The sounds of Go-go hit the nation to another level when we all heard those conga drums in the background of “ass”By EU (Experience Unlimited) as part of Spike Lee’s school stun soundtrack. However, I didn’t really feel the purity of the native Washington, DC pride until I picked up a few friends from there, attended local parties, and watched. the crowd burst to the sound of “Night scenario»By Rare Essence (which hits!).
So the DC people I know and the strangers The same will beat their feet in anticipation of this news: The Root has learned exclusively that TV One is celebrating Black Music Month by releasing a musical documentary Go-go titled The rhythm does not stop. Chronicle of the history and legacy of DC’s beloved sound, doc will celebrate the legacy of Go-go music godfather Chuck Brown, highlight Radio One’s central role in securing a flat – musical form and more.
At a time when DC’s black community organized movements such as Do not cut the DC and #Moechella to preserve its sacred culture, such a documentary is extremely important.
“I have always sought to represent the under-represented. I’ve always given voice to the voiceless, and Go-go was really that, ”said Cathy Hughes, president and founder of Urban One in a statement to The Root. “We are proud to be a part of the history of Go-go and grateful to tell the story of the men and women who helped create and promote this incredible sound. Hughes is also executive producer of the documentary.
According to the press release:
The rhythm does not stop pays homage to the unique contribution of Go-go music to the musical landscape. It features a host of celebrities, artists, music historians and community leaders, including rapper Doug E. Fresh; members of Junk Yard Band, Trouble Funk, EU, Backyard Band, TOB, TCB and Maiesha and the Hip Huggers; the Beat Ya Feet Finest dance team; music historians Dr. Natalie Hopkinson and Kato Hammond; music journalists Ericka Blount and Alona Wartofsky; Don’t Mute, DC organizer Ron Moten; talent promoter and former MCA Records executive Bo Sampson; music producer Tone P; Radio One Personality Angie Ange; DJ Flexx; hip-hop artist DJ Kool; and many more.

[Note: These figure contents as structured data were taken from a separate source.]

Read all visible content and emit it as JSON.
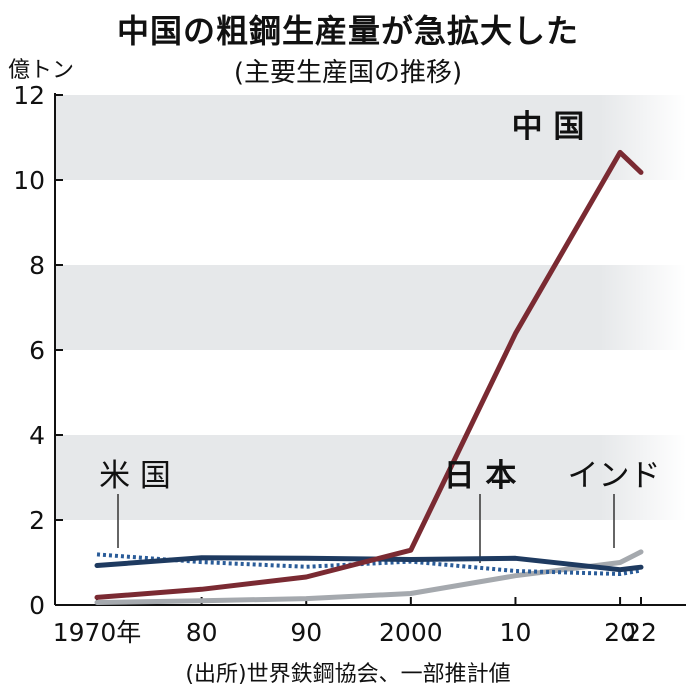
{
  "chart_data": {
    "type": "line",
    "title": "中国の粗鋼生産量が急拡大した",
    "subtitle": "(主要生産国の推移)",
    "ylabel": "億トン",
    "source": "(出所)世界鉄鋼協会、一部推計値",
    "x": [
      1970,
      1980,
      1990,
      2000,
      2010,
      2020,
      2022
    ],
    "x_tick_labels": [
      "1970年",
      "80",
      "90",
      "2000",
      "10",
      "20",
      "22"
    ],
    "ylim": [
      0,
      12
    ],
    "y_ticks": [
      0,
      2,
      4,
      6,
      8,
      10,
      12
    ],
    "grid": "alternating horizontal bands",
    "series": [
      {
        "name": "中 国",
        "values": [
          0.18,
          0.37,
          0.66,
          1.29,
          6.39,
          10.65,
          10.18
        ],
        "color": "#7a2a32",
        "style": "solid",
        "label_weight": "bold"
      },
      {
        "name": "日 本",
        "values": [
          0.93,
          1.11,
          1.1,
          1.07,
          1.1,
          0.83,
          0.89
        ],
        "color": "#1e3a60",
        "style": "solid",
        "label_weight": "bold"
      },
      {
        "name": "米 国",
        "values": [
          1.19,
          1.01,
          0.9,
          1.02,
          0.8,
          0.73,
          0.81
        ],
        "color": "#2a5c99",
        "style": "dotted",
        "label_weight": "normal"
      },
      {
        "name": "インド",
        "values": [
          0.06,
          0.1,
          0.15,
          0.27,
          0.69,
          1.0,
          1.25
        ],
        "color": "#a5a9ae",
        "style": "solid",
        "label_weight": "normal"
      }
    ],
    "colors": {
      "band": "#e6e8ea",
      "axis": "#111111"
    }
  }
}
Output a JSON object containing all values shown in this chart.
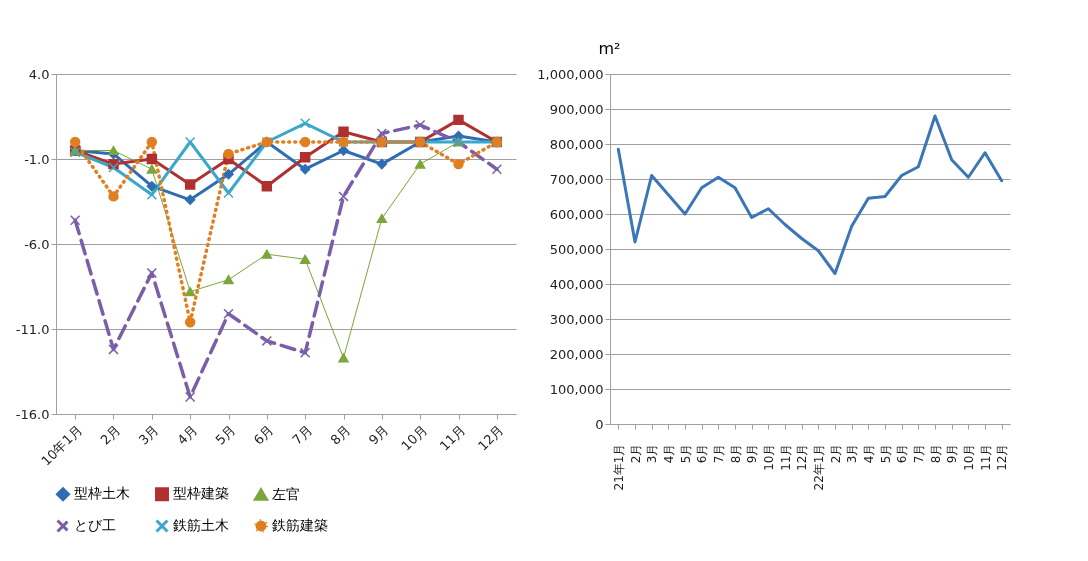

Big Brother Konan, who hosted the country’s first daily radio show dedicated to Go-go music, on Radio One, WOL-AM, also lends his testimony to this comprehensive look at the social power and influence of this unique art form.
Go-go music is the native sound of Washington, DC, which emerged from inner city neighborhoods at the height of the crack epidemic in the 1980s. It has been widely blamed for the rise in crime and violence that crippled DC The rhythm does not stop takes viewers through this story and explains how music has served as a platform for African Americans to uplift and address issues such as class struggles, gentrification, and the impact of music on black culture.
Your body is ready, isn’t it? Well, if you want a glimpse of what kind of content you’re interested in, we’ve got you covered. The Root also got two exclusive clips from the documentary.
First up, a look at the very sound that added flavor to “The Chocolate City”:
Next, we get into the roots and origins of Go-go, which of course is thanks to the homeland:
For my DC loves, save the date and be sure to plan to have some extra mumbo sauce for your “Classes”Chicken to eat while you watch. In the meantime, check out the trailer below:
The rhythm does not stop airs Sunday, June 21 at 8 p.m. ET on TV one, followed by a second presentation at 10 p.m.